I have above said, the “shop” of Lady Gresham. Until the 10th or 12th of Elizabeth there were but few silk-shops at all in London, and those were invariably kept, or served, by females. The supply too was very scanty. Stowe, the antiquarian tailor, says that citizens’ wives in general were then constrained to wear knit caps of woollen yarn; silver thread, lace, and silk being very scarce, and only the very wealthy being able to purchase garments of which these materials formed a part; and even then, the husbands of ladies who desired to deck themselves in costly apparel, were obliged to prove that they were “gentlemen by descent.”

When the Princess Elizabeth lost her mother, her wardrobe, which was none of the most brilliant before, became of very mean condition. Lady Bryan wrote to Cromwell that “she hath neither gown nor kirtle, nor petticoat, nor no manner of linen, nor forsmocks, nor kerchiefs, nor rails (night-dresses), nor body stichets, nor handkerchiefs, nor sleeves, nor mufflers, nor biggins” (the last two signifying day caps and night caps), and the whole list showing that the little lady was as ill provided for as any villein’s daughter in the land. No wonder that she was at an early period smartly touched by rheumatism. When she came to the court of Edward VI. she was remarkable for the simplicity of her dress; it was religiously grave, as prescribed by the polemical ‘Journaux des Modes’ edited by Calvinistic divines.
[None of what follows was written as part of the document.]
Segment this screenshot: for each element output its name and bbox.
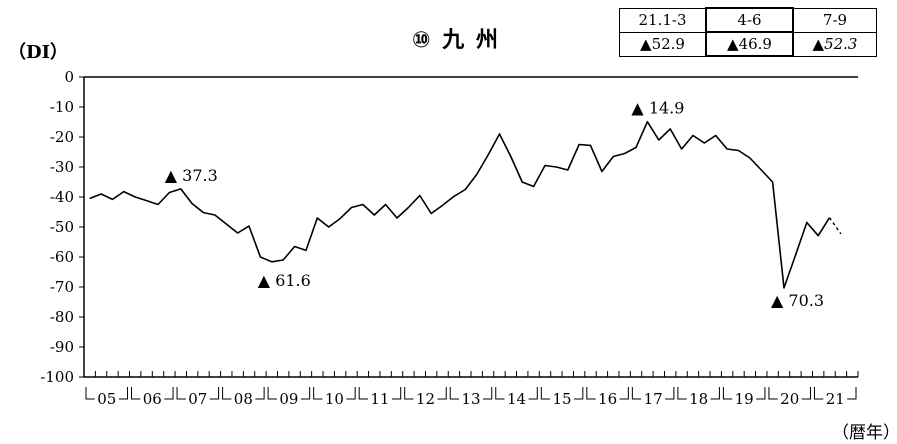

Dr. Aylmer, in his ‘Harbour for Faithful Subjects,’ says:—“The King, her father, left her rich clothes and jewels; and I know it to be true, that in seven years after his death she never in all that time looked upon that rich attire and precious jewels but once, and that against her will; and that there never came gold or stone upon her head till her sister forced her to lay off her former soberness, and bear her company in her glittering gayness; and then she so bore it that all might see that her body carried what her heart disliked. I am sure that her maidenly apparel which she used in King Edward’s time, made the noblemen’s wives and daughters ashamed to be dressed and painted like peacocks, being more moved with her most virtuous example than all that ever Paul or Peter wrote touching the matter.”